Christian Clot et son équipe ont imaginé cette expérience justement à la suite des confinements et restrictions dus au covid-19, “qui ont plongé 70 % de la population dans des états de fatigues mentales légères ou profondes et fait perdre la notion du temps à près de 40 % de personnes (covadapt, 2020)”, et alors que les changements seront de plus en plus profonds et nombreux dans le futur, il est nécessaire de mieux comprendre les mécanismes adaptations humains dans des situations réelles de vie. Alors que les travaux conduits par le précurseur Michel Siffre ont permis de mieux comprendre les rythmes biologiques humains sur des individus isolés, “cette expédition de recherche va permettre d’étudier le cerveau humain et son rapport au temps”.

Olivier SCHLAMA

  • (1) Deep Time est composé d’un groupe mixte et non professionnel. Conduit par Christian Clot, ils seront sept femmes et sept hommes de 27 ans à 50 ans à mener l’aventure. “Choisi après un processus rigoureux”, ils ne sont ni professionnels ni spécialistes des conditions difficiles, et viennent de différents milieux socioprofessionnels : responsable de communication, bijoutière, cordiste, analyste, enseignant, biologiste…

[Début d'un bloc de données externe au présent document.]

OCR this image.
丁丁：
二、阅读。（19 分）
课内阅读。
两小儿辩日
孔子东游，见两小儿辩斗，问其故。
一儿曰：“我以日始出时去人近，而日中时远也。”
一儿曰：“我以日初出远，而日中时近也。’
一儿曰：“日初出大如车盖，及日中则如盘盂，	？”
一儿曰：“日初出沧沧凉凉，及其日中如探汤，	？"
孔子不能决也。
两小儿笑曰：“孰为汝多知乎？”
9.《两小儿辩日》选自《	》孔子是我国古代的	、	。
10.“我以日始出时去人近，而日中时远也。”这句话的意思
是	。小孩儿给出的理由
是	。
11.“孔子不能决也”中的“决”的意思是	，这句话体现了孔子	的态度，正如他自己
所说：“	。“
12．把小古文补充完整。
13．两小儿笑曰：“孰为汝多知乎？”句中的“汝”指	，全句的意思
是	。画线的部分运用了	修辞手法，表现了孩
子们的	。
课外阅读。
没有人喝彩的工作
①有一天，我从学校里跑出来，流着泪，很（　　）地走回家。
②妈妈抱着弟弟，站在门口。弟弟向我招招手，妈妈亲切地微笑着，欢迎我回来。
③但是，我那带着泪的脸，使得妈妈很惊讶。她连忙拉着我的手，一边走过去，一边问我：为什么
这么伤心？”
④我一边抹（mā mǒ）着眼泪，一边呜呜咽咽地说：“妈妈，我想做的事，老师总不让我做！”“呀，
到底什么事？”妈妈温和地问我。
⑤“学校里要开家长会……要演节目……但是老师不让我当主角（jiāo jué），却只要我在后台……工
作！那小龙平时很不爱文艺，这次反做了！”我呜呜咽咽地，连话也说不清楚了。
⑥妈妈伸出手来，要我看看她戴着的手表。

  • Pourquoi une grotte, pourquoi Lombrives ? “Plutôt qu’un laboratoire ou un bunker, explique l’équipe, un milieu naturel permet de vivre des émotions sensorielles et un rapport réel à un écosystème tout en garantissant l’absence de repères temporels. Lombrives, plus grande grotte d’Europe, permet en outre de se déplacer, d’explorer dans un vaste territoire. Des notions fondamentales pour nos capacités d’adaptation. À l’intérieur, des lieux de vies, de sciences et d’habitats sommaires ont été installés afin de créer des conditions de vie possible, et la grotte elle-même est un terrain de découverte important.”